Did you mean Brazillian Shakespeare Horse Jupiter Mountain?
'And what does that have to do with Google?', you might well ask. In May 2012 Google announced the Knowledge Graph search enhancement which they headlined as 'things not strings'.  This led to much discussion in various press outlets in the last month or so about how Google were going to use this new way of indexing web pages to give you more intelligent searching, such as dealing with homonyms - words that have multiple, different meanings (e.g. tire - car wheel, tire - sleepy). This sounds great and, in fact, I think it is. But the idea is nothing new to anyone who has been working in ontology, semantic web or more specialist cases like biomedical data curation. It's one of the driving use cases of ontologies - I refer you to my blog on what an ontology does. So how does Google's new Knowledge Graph differ? I noted with particular dismay that Google's blog did not contain the words 'ontology' and 'semantic'. Various press stories which talk about this hint at it without saying it and many proclaim this to be fundamental new technology, with a tip of the hat to Yahoo's 2009 paper.

Credit to Google though - they have actually implemented something and they are using it, that is more than a lot of practitioners do. But the question remains - why are the words 'ontology' and 'semantic web' missing from these articles, including Google's own? An ontology by any other name is still an ontology - concepts, relationships, graph nodes, edges, types, instances, whatever you call it.
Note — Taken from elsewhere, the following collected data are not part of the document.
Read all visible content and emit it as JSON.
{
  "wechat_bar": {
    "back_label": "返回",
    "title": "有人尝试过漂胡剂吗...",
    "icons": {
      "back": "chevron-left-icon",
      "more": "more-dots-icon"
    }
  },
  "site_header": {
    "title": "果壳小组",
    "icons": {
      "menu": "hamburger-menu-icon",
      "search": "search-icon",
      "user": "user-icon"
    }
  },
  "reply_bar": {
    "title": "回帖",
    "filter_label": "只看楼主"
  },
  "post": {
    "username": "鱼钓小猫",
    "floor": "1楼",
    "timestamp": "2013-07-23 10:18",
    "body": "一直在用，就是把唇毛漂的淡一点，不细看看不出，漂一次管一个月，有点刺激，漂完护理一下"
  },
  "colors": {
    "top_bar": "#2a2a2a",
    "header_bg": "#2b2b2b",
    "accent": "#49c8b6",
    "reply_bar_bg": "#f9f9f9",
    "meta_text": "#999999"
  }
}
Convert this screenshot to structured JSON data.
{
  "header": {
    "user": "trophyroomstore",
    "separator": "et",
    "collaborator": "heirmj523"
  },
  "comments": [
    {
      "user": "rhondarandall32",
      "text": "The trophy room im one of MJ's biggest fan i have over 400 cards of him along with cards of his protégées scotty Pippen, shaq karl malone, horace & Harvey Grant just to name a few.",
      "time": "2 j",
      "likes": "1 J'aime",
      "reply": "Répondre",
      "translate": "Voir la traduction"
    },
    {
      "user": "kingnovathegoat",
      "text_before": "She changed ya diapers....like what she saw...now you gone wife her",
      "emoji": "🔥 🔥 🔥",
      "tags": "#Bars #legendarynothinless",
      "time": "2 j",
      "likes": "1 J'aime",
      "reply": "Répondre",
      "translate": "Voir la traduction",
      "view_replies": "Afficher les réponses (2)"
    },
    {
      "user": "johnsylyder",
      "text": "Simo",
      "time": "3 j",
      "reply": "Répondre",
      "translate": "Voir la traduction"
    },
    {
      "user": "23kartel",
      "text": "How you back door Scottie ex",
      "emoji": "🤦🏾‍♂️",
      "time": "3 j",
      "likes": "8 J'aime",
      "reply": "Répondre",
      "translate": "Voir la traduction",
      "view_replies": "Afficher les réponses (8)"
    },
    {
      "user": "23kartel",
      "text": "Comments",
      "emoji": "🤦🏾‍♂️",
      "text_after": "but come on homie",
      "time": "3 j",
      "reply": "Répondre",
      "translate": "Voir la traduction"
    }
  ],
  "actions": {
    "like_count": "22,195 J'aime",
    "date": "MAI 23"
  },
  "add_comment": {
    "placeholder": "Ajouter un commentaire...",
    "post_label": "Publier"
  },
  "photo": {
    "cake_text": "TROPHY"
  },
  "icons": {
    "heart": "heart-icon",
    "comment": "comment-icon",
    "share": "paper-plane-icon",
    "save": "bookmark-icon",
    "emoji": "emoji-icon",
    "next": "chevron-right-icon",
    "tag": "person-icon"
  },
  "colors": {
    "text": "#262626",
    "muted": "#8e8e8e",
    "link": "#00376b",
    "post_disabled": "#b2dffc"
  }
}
I think the answer may lie in my second theme; the War of the Words. In biomedical ontologies, a field in which I am closely involved, there is an undercurrent of strong opinions and cutting debate with the aim of building consensus. Undercurrent is probably inaccurate because it's actually highly visible - it's more like a tsunami. See the 2010 Merrill and Smith papers for a peek at some of this. Ontologies, even from within the community, divide opinion, engender indignation and entrench viewpoints and to those on the outside this must sometimes seem, well, problematic. It's not always this way of course - there are many great things happening in these communities and some times they unite opinion, reduce division and bridge viewpoints. Collaborative work from many different communities continues and I have been party to several such efforts, with mixed success, but then getting everyone to agree is intrinsically hard. The worry is that, perhaps, the success stories are overshadowed by the war of words. The punch is mightier than the handshake, sadly and perhaps this is the root of my disappointment. I've heard the words 'if ontologies/sem web were really that good Google would be using them' often from those outside these communities.
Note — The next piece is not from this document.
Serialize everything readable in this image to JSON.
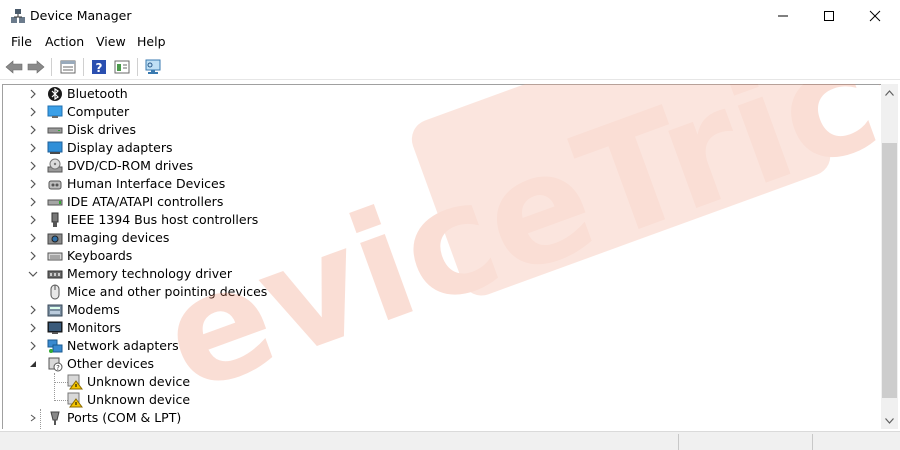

There is also a feeling from certain quarters that the Semantic Web, as it was originally cast, has also failed to live up to the hype and that what I consider to be a simplified version (avoiding grand gestures) - Linked Data - is similarly floundering. I should add this is not a one-sided argument though and many believe it has and is succeeding though perhaps it needs to do more. Indeed I personally believe that we are now in a better position than ever to exploit these technologies and I am already involved in a project here at EBI which is doing just that. I'll report that in the future.
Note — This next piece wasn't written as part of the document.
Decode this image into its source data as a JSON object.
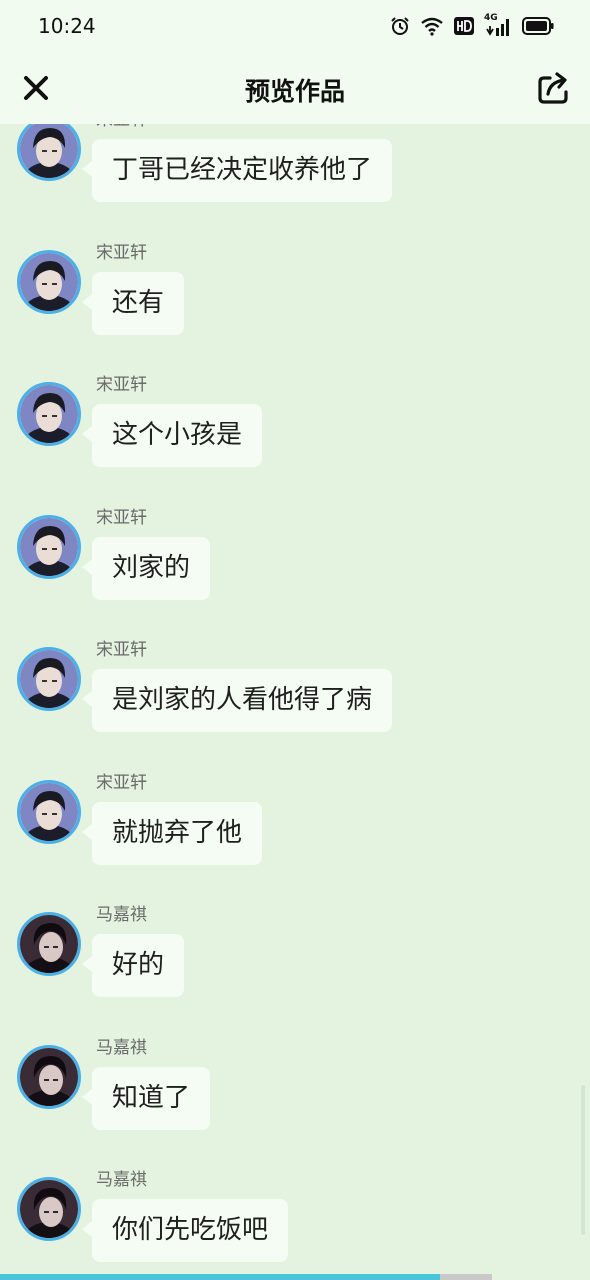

It would seem apparent that Google are using something akin to ontologies, and possibly Semantic Web technologies, but are unwilling to beat the drum about these overloaded and much travelled buzz words. These words come with baggage, high expectations and a strongly opinionated community. It may just be an omission by Google of course, accidental in nature, and in the coming months they will begin to champion the cause and recognise the work that goes on in the ontology and semantic web communities. If they want a success story then I refer them to the Knowledge Graph that is the Gene Ontology, circa 1999.

Perhaps Google's Knowledge Graph is the killer app that everyone has been 'searching' for; the ontology is dead long live the Knowledge Graph. Let us not, then, kill their efforts with semantics, they're just words after all and in the end, what's in a name?